* Posts by Euneeks

1 publicly visible post • joined 21 Dec 2011

Oracle hammered as hardware sales soften

Euneeks
Linux

Drop in hardware sales.

So, Oracle tear up the traditional support options and only offer premium support with a platinum support price tag. But that means all dev/uat boxes now have have the support cost of a Plat prod box??

Then the premium SLA's are not as transparent as they were with Sun (a 2 hour engineer to site from the moment Sun picked up the phone and answered is a distant dream) and the chances of you having an onsite Engineer dimished to another pipe dream unless your into coughing seriously high cash for that pleasure. And allowing any other engineer to work on that kit if you centralised your support?

The responses to repeatedly failing systems (which happens to all vendors equipment) is now met with repeat "certification" that a box is clean, to be followed by another failure. Sun would take it offsite while loaning a replacement so the original was diagnosed in a Sun lab, not in the customers server room where it had a function.

And come to the actual support, you could pick up the phone and speak to someone, now you wait for a callback or web response which may come from a suitably knowledgeable engineer or may come from someone who can't comprehend the actual problem & require many levels of frustration while they realise it needs to be escalated.

The original support folks are still there, in a backline function far removed from you unless escalated fairly sharply through account managers who have to jump through flaming hoops to find those few valuable nuggets of knowledge still inside the mothership.

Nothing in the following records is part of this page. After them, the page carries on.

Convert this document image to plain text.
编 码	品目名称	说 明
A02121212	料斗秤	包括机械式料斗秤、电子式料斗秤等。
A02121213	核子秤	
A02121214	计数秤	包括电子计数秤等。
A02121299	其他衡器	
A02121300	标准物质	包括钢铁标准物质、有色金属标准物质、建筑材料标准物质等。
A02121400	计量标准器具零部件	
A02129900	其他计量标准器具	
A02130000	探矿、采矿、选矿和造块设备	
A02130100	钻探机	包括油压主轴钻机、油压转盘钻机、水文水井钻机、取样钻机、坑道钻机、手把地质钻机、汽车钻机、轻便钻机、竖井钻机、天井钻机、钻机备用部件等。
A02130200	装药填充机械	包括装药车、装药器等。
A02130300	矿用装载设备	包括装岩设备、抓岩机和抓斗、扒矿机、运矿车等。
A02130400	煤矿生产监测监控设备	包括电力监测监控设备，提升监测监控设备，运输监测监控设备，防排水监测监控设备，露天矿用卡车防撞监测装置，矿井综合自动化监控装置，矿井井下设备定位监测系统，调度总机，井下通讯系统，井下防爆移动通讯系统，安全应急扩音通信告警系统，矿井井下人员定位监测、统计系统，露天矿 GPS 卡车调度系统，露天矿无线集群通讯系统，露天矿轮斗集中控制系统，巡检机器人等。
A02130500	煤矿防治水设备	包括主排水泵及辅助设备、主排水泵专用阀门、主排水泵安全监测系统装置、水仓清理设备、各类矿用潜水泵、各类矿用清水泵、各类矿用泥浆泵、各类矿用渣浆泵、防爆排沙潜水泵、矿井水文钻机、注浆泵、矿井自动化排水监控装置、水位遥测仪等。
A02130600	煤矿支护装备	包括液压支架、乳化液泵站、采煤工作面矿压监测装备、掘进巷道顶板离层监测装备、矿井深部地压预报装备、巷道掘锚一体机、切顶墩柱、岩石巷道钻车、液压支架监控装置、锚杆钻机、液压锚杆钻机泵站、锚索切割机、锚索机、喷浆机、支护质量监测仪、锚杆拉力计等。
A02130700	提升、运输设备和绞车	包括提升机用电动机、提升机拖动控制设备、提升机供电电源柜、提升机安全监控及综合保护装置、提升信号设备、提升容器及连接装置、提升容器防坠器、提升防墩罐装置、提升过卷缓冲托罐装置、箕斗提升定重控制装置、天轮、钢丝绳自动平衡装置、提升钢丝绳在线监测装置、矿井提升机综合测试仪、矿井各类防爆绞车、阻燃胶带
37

I can ignore hardware costs/features totally. Why would you purchase a Sparc machine unless for M-series high-end /legacy apps (or an Itanium box from HP for that matter) to get such diabolical treatment. Solaris is great & kicks linux but thats only one part.

Comparing the same cost spent buying 2 or 3 x86 machines and vmware'ing/clustering/DR'ing them so you can cope with the poor x86 diagnosability but still achieve the same overall service availability on RHEL/SUSE/x86. Or spend your cash on intelligent storage offerings instead that genuinley assist with DR.

Sun sold slow but reliable kit with good tiered support that justified the cost. Oracle suck out your cash with promise of a feather bed while you actually lay in a bed of thorns.

Just need x86, Linux & dedicated support contracts with each respective vendor (not one combined 'cheap' support offering from an x86 vendor who promises but also can't deliver, ie: HP/IBM)

Fingers crossed for Sybase/SAP to take out some of the monopoly. Maybe they can buy SUSE at some point and complete the software offerings.